New York Times: Rediscovering the World of 'Blue Highways' -
A 1982 memoir of an American road-trip remains relevant in a GPS world. (https://www.nytimes.com/2019/02/22/travel/blue-highways-gps-road-trip-personal-travel.html)
QuoteOnce upon a time, we traveled by map. In the United States, the map, whether it be a Conquistador sketch, a Rand McNally atlas or a foldout picked up at a Union 76 station, the sort you never fold the same way twice, is holy.
QuoteMaps are the only way we know our country is a country, a unified thing instead of a series of fields, forests and cities that go forever. Maps are mystery.
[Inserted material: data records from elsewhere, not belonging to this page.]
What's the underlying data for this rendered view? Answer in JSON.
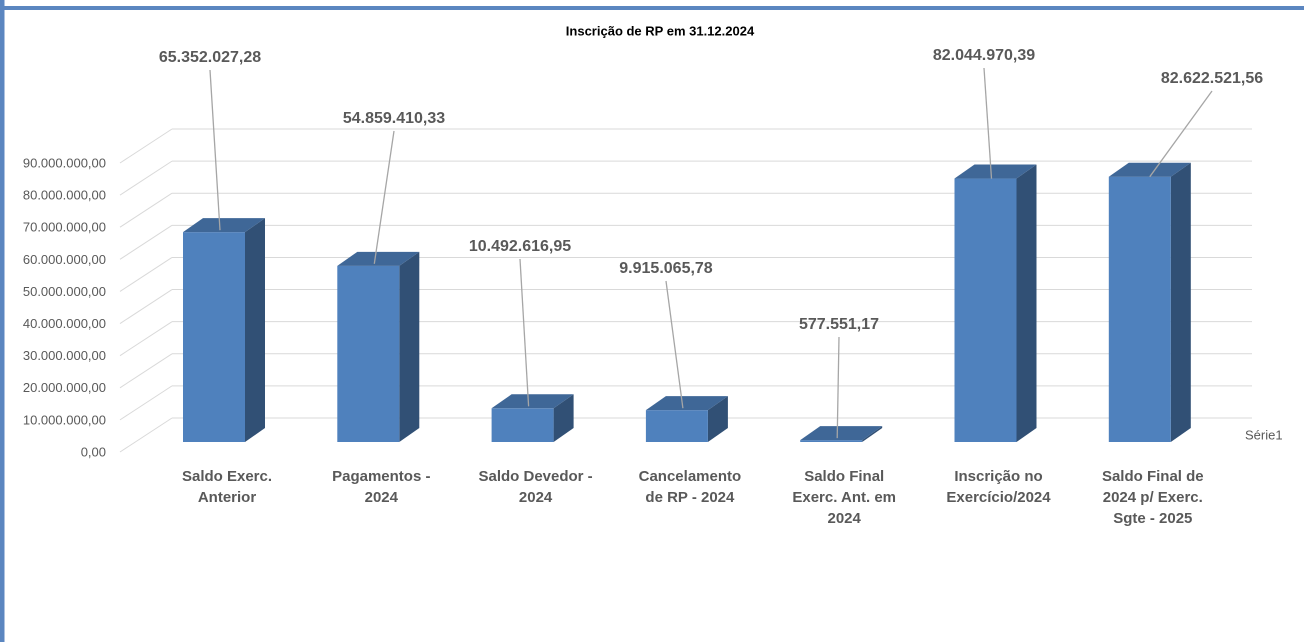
{
  "chart_data": {
    "type": "bar",
    "title": "Inscrição de RP em 31.12.2024",
    "categories": [
      "Saldo Exerc.\nAnterior",
      "Pagamentos -\n2024",
      "Saldo Devedor -\n2024",
      "Cancelamento\nde RP - 2024",
      "Saldo Final\nExerc. Ant. em\n2024",
      "Inscrição no\nExercício/2024",
      "Saldo Final de\n2024 p/ Exerc.\nSgte  - 2025"
    ],
    "series": [
      {
        "name": "Série1",
        "color": "#4f81bd",
        "values": [
          65352027.28,
          54859410.33,
          10492616.95,
          9915065.78,
          577551.17,
          82044970.39,
          82622521.56
        ],
        "value_labels": [
          "65.352.027,28",
          "54.859.410,33",
          "10.492.616,95",
          "9.915.065,78",
          "577.551,17",
          "82.044.970,39",
          "82.622.521,56"
        ]
      }
    ],
    "ylim": [
      0,
      90000000
    ],
    "yticks": [
      {
        "value": 0,
        "label": "0,00"
      },
      {
        "value": 10000000,
        "label": "10.000.000,00"
      },
      {
        "value": 20000000,
        "label": "20.000.000,00"
      },
      {
        "value": 30000000,
        "label": "30.000.000,00"
      },
      {
        "value": 40000000,
        "label": "40.000.000,00"
      },
      {
        "value": 50000000,
        "label": "50.000.000,00"
      },
      {
        "value": 60000000,
        "label": "60.000.000,00"
      },
      {
        "value": 70000000,
        "label": "70.000.000,00"
      },
      {
        "value": 80000000,
        "label": "80.000.000,00"
      },
      {
        "value": 90000000,
        "label": "90.000.000,00"
      }
    ],
    "grid": true
  }
}
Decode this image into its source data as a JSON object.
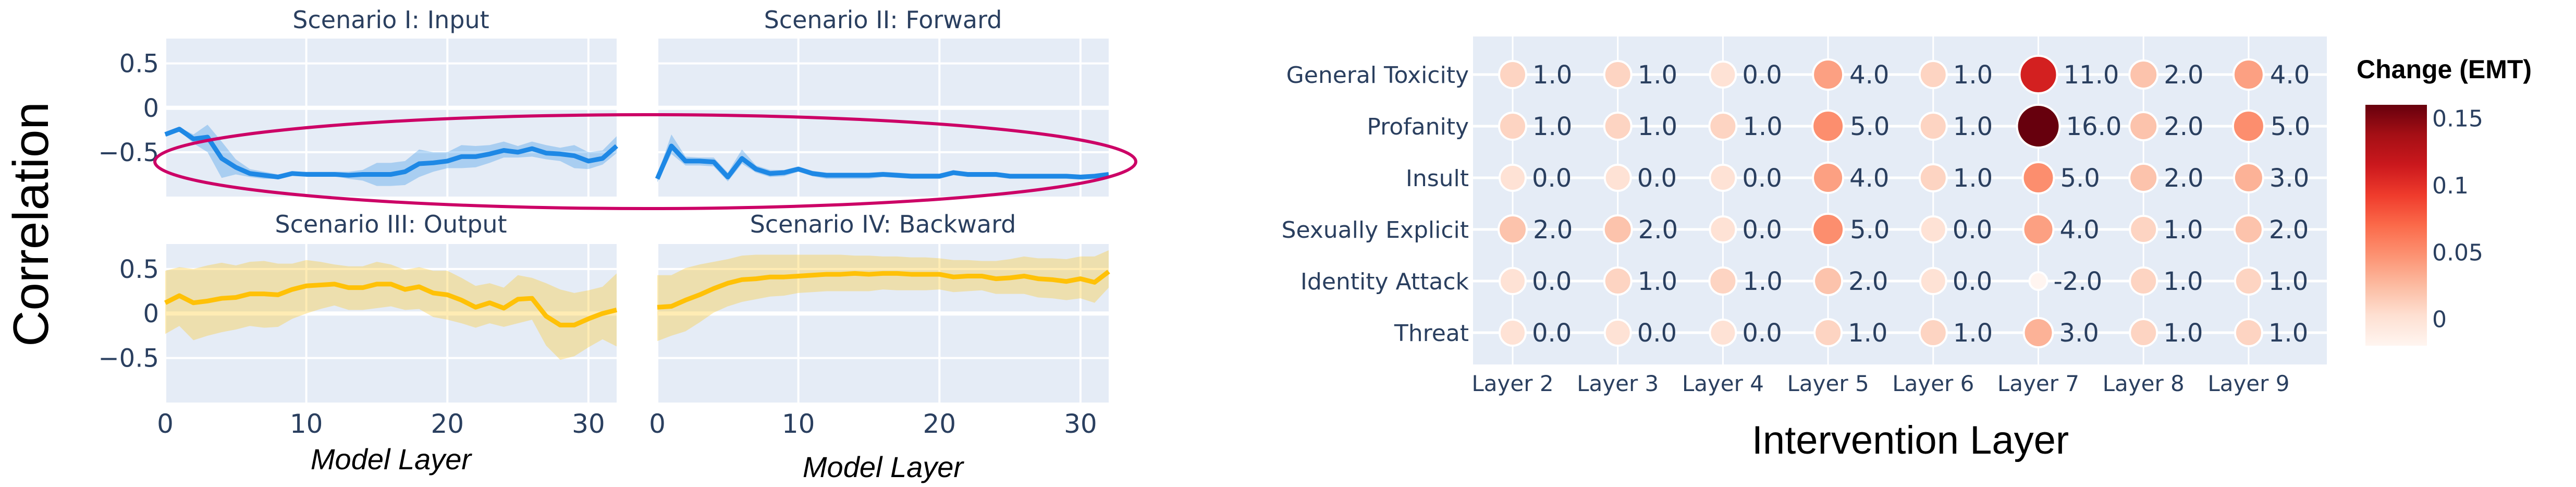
{
  "left_figure": {
    "y_label": "Correlation",
    "x_label": "Model Layer",
    "highlight_color": "#cc0066"
  },
  "chart_data": [
    {
      "type": "line",
      "title": "Scenario I: Input",
      "xlim": [
        0,
        32
      ],
      "ylim": [
        -1.0,
        0.78
      ],
      "xticks": [
        "0",
        "10",
        "20",
        "30"
      ],
      "xtick_values": [
        0,
        10,
        20,
        30
      ],
      "yticks": [
        "0.5",
        "0",
        "−0.5"
      ],
      "ytick_values": [
        0.5,
        0,
        -0.5
      ],
      "grid": true,
      "line_color": "#1e88e5",
      "band_color": "#1e88e5",
      "x": [
        0,
        1,
        2,
        3,
        4,
        5,
        6,
        7,
        8,
        9,
        10,
        11,
        12,
        13,
        14,
        15,
        16,
        17,
        18,
        19,
        20,
        21,
        22,
        23,
        24,
        25,
        26,
        27,
        28,
        29,
        30,
        31,
        32
      ],
      "y": [
        -0.3,
        -0.24,
        -0.35,
        -0.33,
        -0.57,
        -0.67,
        -0.74,
        -0.76,
        -0.78,
        -0.74,
        -0.75,
        -0.75,
        -0.75,
        -0.76,
        -0.75,
        -0.75,
        -0.75,
        -0.72,
        -0.63,
        -0.62,
        -0.6,
        -0.55,
        -0.55,
        -0.52,
        -0.48,
        -0.5,
        -0.46,
        -0.51,
        -0.52,
        -0.54,
        -0.6,
        -0.57,
        -0.43
      ],
      "upper": [
        -0.28,
        -0.22,
        -0.3,
        -0.19,
        -0.38,
        -0.58,
        -0.69,
        -0.72,
        -0.75,
        -0.72,
        -0.72,
        -0.72,
        -0.72,
        -0.72,
        -0.7,
        -0.62,
        -0.62,
        -0.6,
        -0.47,
        -0.5,
        -0.5,
        -0.42,
        -0.43,
        -0.42,
        -0.38,
        -0.43,
        -0.38,
        -0.42,
        -0.45,
        -0.42,
        -0.5,
        -0.48,
        -0.32
      ],
      "lower": [
        -0.32,
        -0.26,
        -0.4,
        -0.5,
        -0.79,
        -0.75,
        -0.78,
        -0.8,
        -0.8,
        -0.76,
        -0.77,
        -0.77,
        -0.77,
        -0.8,
        -0.82,
        -0.88,
        -0.88,
        -0.87,
        -0.78,
        -0.72,
        -0.68,
        -0.68,
        -0.67,
        -0.62,
        -0.56,
        -0.56,
        -0.55,
        -0.58,
        -0.6,
        -0.68,
        -0.69,
        -0.64,
        -0.51
      ]
    },
    {
      "type": "line",
      "title": "Scenario II: Forward",
      "xlim": [
        0,
        32
      ],
      "ylim": [
        -1.0,
        0.78
      ],
      "xticks": [],
      "xtick_values": [
        0,
        10,
        20,
        30
      ],
      "yticks": [],
      "ytick_values": [
        0.5,
        0,
        -0.5
      ],
      "grid": true,
      "line_color": "#1e88e5",
      "band_color": "#1e88e5",
      "x": [
        0,
        1,
        2,
        3,
        4,
        5,
        6,
        7,
        8,
        9,
        10,
        11,
        12,
        13,
        14,
        15,
        16,
        17,
        18,
        19,
        20,
        21,
        22,
        23,
        24,
        25,
        26,
        27,
        28,
        29,
        30,
        31,
        32
      ],
      "y": [
        -0.8,
        -0.43,
        -0.6,
        -0.6,
        -0.61,
        -0.78,
        -0.57,
        -0.69,
        -0.74,
        -0.73,
        -0.69,
        -0.74,
        -0.76,
        -0.76,
        -0.76,
        -0.76,
        -0.75,
        -0.76,
        -0.77,
        -0.77,
        -0.77,
        -0.73,
        -0.75,
        -0.75,
        -0.75,
        -0.77,
        -0.77,
        -0.77,
        -0.77,
        -0.77,
        -0.78,
        -0.77,
        -0.75
      ],
      "upper": [
        -0.76,
        -0.3,
        -0.55,
        -0.56,
        -0.56,
        -0.73,
        -0.47,
        -0.65,
        -0.7,
        -0.7,
        -0.66,
        -0.71,
        -0.73,
        -0.73,
        -0.73,
        -0.73,
        -0.72,
        -0.73,
        -0.74,
        -0.74,
        -0.74,
        -0.71,
        -0.73,
        -0.73,
        -0.73,
        -0.75,
        -0.75,
        -0.75,
        -0.75,
        -0.75,
        -0.76,
        -0.75,
        -0.73
      ],
      "lower": [
        -0.84,
        -0.52,
        -0.65,
        -0.65,
        -0.66,
        -0.83,
        -0.63,
        -0.73,
        -0.78,
        -0.77,
        -0.72,
        -0.77,
        -0.8,
        -0.8,
        -0.8,
        -0.8,
        -0.78,
        -0.79,
        -0.8,
        -0.8,
        -0.8,
        -0.76,
        -0.78,
        -0.78,
        -0.78,
        -0.8,
        -0.8,
        -0.8,
        -0.8,
        -0.8,
        -0.81,
        -0.8,
        -0.77
      ]
    },
    {
      "type": "line",
      "title": "Scenario III: Output",
      "xlim": [
        0,
        32
      ],
      "ylim": [
        -1.0,
        0.78
      ],
      "xticks": [
        "0",
        "10",
        "20",
        "30"
      ],
      "xtick_values": [
        0,
        10,
        20,
        30
      ],
      "yticks": [
        "0.5",
        "0",
        "−0.5"
      ],
      "ytick_values": [
        0.5,
        0,
        -0.5
      ],
      "grid": true,
      "line_color": "#ffc107",
      "band_color": "#ffc107",
      "x": [
        0,
        1,
        2,
        3,
        4,
        5,
        6,
        7,
        8,
        9,
        10,
        11,
        12,
        13,
        14,
        15,
        16,
        17,
        18,
        19,
        20,
        21,
        22,
        23,
        24,
        25,
        26,
        27,
        28,
        29,
        30,
        31,
        32
      ],
      "y": [
        0.12,
        0.2,
        0.12,
        0.14,
        0.17,
        0.18,
        0.22,
        0.22,
        0.21,
        0.27,
        0.31,
        0.32,
        0.33,
        0.29,
        0.29,
        0.33,
        0.33,
        0.27,
        0.3,
        0.23,
        0.21,
        0.15,
        0.07,
        0.12,
        0.06,
        0.16,
        0.17,
        -0.03,
        -0.13,
        -0.13,
        -0.06,
        0.0,
        0.04
      ],
      "upper": [
        0.48,
        0.52,
        0.5,
        0.54,
        0.57,
        0.54,
        0.58,
        0.59,
        0.56,
        0.56,
        0.6,
        0.58,
        0.55,
        0.53,
        0.53,
        0.58,
        0.55,
        0.49,
        0.52,
        0.48,
        0.48,
        0.4,
        0.31,
        0.34,
        0.29,
        0.43,
        0.4,
        0.34,
        0.27,
        0.23,
        0.26,
        0.3,
        0.45
      ],
      "lower": [
        -0.23,
        -0.14,
        -0.3,
        -0.25,
        -0.21,
        -0.18,
        -0.14,
        -0.16,
        -0.15,
        -0.06,
        0.0,
        0.05,
        0.09,
        0.04,
        0.04,
        0.06,
        0.08,
        0.04,
        0.05,
        -0.04,
        -0.07,
        -0.11,
        -0.16,
        -0.11,
        -0.15,
        -0.11,
        -0.07,
        -0.36,
        -0.52,
        -0.48,
        -0.38,
        -0.29,
        -0.37
      ]
    },
    {
      "type": "line",
      "title": "Scenario IV: Backward",
      "xlim": [
        0,
        32
      ],
      "ylim": [
        -1.0,
        0.78
      ],
      "xticks": [
        "0",
        "10",
        "20",
        "30"
      ],
      "xtick_values": [
        0,
        10,
        20,
        30
      ],
      "yticks": [],
      "ytick_values": [
        0.5,
        0,
        -0.5
      ],
      "grid": true,
      "line_color": "#ffc107",
      "band_color": "#ffc107",
      "x": [
        0,
        1,
        2,
        3,
        4,
        5,
        6,
        7,
        8,
        9,
        10,
        11,
        12,
        13,
        14,
        15,
        16,
        17,
        18,
        19,
        20,
        21,
        22,
        23,
        24,
        25,
        26,
        27,
        28,
        29,
        30,
        31,
        32
      ],
      "y": [
        0.07,
        0.08,
        0.15,
        0.21,
        0.28,
        0.34,
        0.38,
        0.39,
        0.41,
        0.41,
        0.42,
        0.43,
        0.44,
        0.44,
        0.45,
        0.44,
        0.45,
        0.45,
        0.44,
        0.44,
        0.44,
        0.41,
        0.42,
        0.42,
        0.39,
        0.4,
        0.42,
        0.39,
        0.38,
        0.36,
        0.39,
        0.35,
        0.47
      ],
      "upper": [
        0.43,
        0.43,
        0.51,
        0.55,
        0.58,
        0.61,
        0.65,
        0.66,
        0.66,
        0.66,
        0.66,
        0.66,
        0.66,
        0.66,
        0.65,
        0.65,
        0.64,
        0.64,
        0.63,
        0.63,
        0.62,
        0.6,
        0.6,
        0.59,
        0.59,
        0.61,
        0.64,
        0.62,
        0.62,
        0.61,
        0.64,
        0.64,
        0.71
      ],
      "lower": [
        -0.31,
        -0.25,
        -0.2,
        -0.1,
        0.01,
        0.08,
        0.13,
        0.16,
        0.19,
        0.2,
        0.23,
        0.24,
        0.25,
        0.25,
        0.25,
        0.25,
        0.27,
        0.26,
        0.26,
        0.26,
        0.27,
        0.24,
        0.25,
        0.26,
        0.22,
        0.22,
        0.22,
        0.18,
        0.17,
        0.15,
        0.17,
        0.12,
        0.29
      ]
    },
    {
      "type": "scatter",
      "subtype": "bubble-heatmap",
      "x_label": "Intervention Layer",
      "categories_x": [
        "Layer 2",
        "Layer 3",
        "Layer 4",
        "Layer 5",
        "Layer 6",
        "Layer 7",
        "Layer 8",
        "Layer 9"
      ],
      "categories_y": [
        "General Toxicity",
        "Profanity",
        "Insult",
        "Sexually Explicit",
        "Identity Attack",
        "Threat"
      ],
      "values": [
        [
          1,
          1,
          0,
          4,
          1,
          11,
          2,
          4
        ],
        [
          1,
          1,
          1,
          5,
          1,
          16,
          2,
          5
        ],
        [
          0,
          0,
          0,
          4,
          1,
          5,
          2,
          3
        ],
        [
          2,
          2,
          0,
          5,
          0,
          4,
          1,
          2
        ],
        [
          0,
          1,
          1,
          2,
          0,
          -2,
          1,
          1
        ],
        [
          0,
          0,
          0,
          1,
          1,
          3,
          1,
          1
        ]
      ],
      "colorbar": {
        "title": "Change (EMT)",
        "range": [
          -0.02,
          0.16
        ],
        "ticks": [
          "0.15",
          "0.1",
          "0.05",
          "0"
        ],
        "tick_values": [
          0.15,
          0.1,
          0.05,
          0
        ],
        "colorscale": [
          "#fff5f0",
          "#fee0d2",
          "#fcbba1",
          "#fc9272",
          "#fb6a4a",
          "#ef3b2c",
          "#cb181d",
          "#a50f15",
          "#67000d"
        ]
      },
      "emt_change": [
        [
          0.01,
          0.01,
          0.0,
          0.04,
          0.01,
          0.11,
          0.02,
          0.04
        ],
        [
          0.01,
          0.01,
          0.01,
          0.05,
          0.01,
          0.16,
          0.02,
          0.05
        ],
        [
          0.0,
          0.0,
          0.0,
          0.04,
          0.01,
          0.05,
          0.02,
          0.03
        ],
        [
          0.02,
          0.02,
          0.0,
          0.05,
          0.0,
          0.04,
          0.01,
          0.02
        ],
        [
          0.0,
          0.01,
          0.01,
          0.02,
          0.0,
          -0.02,
          0.01,
          0.01
        ],
        [
          0.0,
          0.0,
          0.0,
          0.01,
          0.01,
          0.03,
          0.01,
          0.01
        ]
      ],
      "grid": true
    }
  ]
}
You cannot look at the names of the towns and ranges without imagining yourself absorbed in experience – the jagged line of the Sawtooths, the peak of which you know is approached by roads lined with motor courts, or the vein of California's Highway 1. Along that road, I see myself visiting San Simeon to see where William Randolph Hearst and Marion Davies entertained Charlie Chaplin, or that fingernail of coast where William Finnegan still waits for the wave that will carry him to God. An hour with an atlas just makes me want to go.
Although an important American book, it set off our travel writing as far too saturated with individuals heading off on a trip to find themselves.
The book aside, I still plan most of my roadtrips by paper map. When I'm roadtripping, I'm not interested in the shortest or fastest route between points A and B. And often, I don't even know what B is.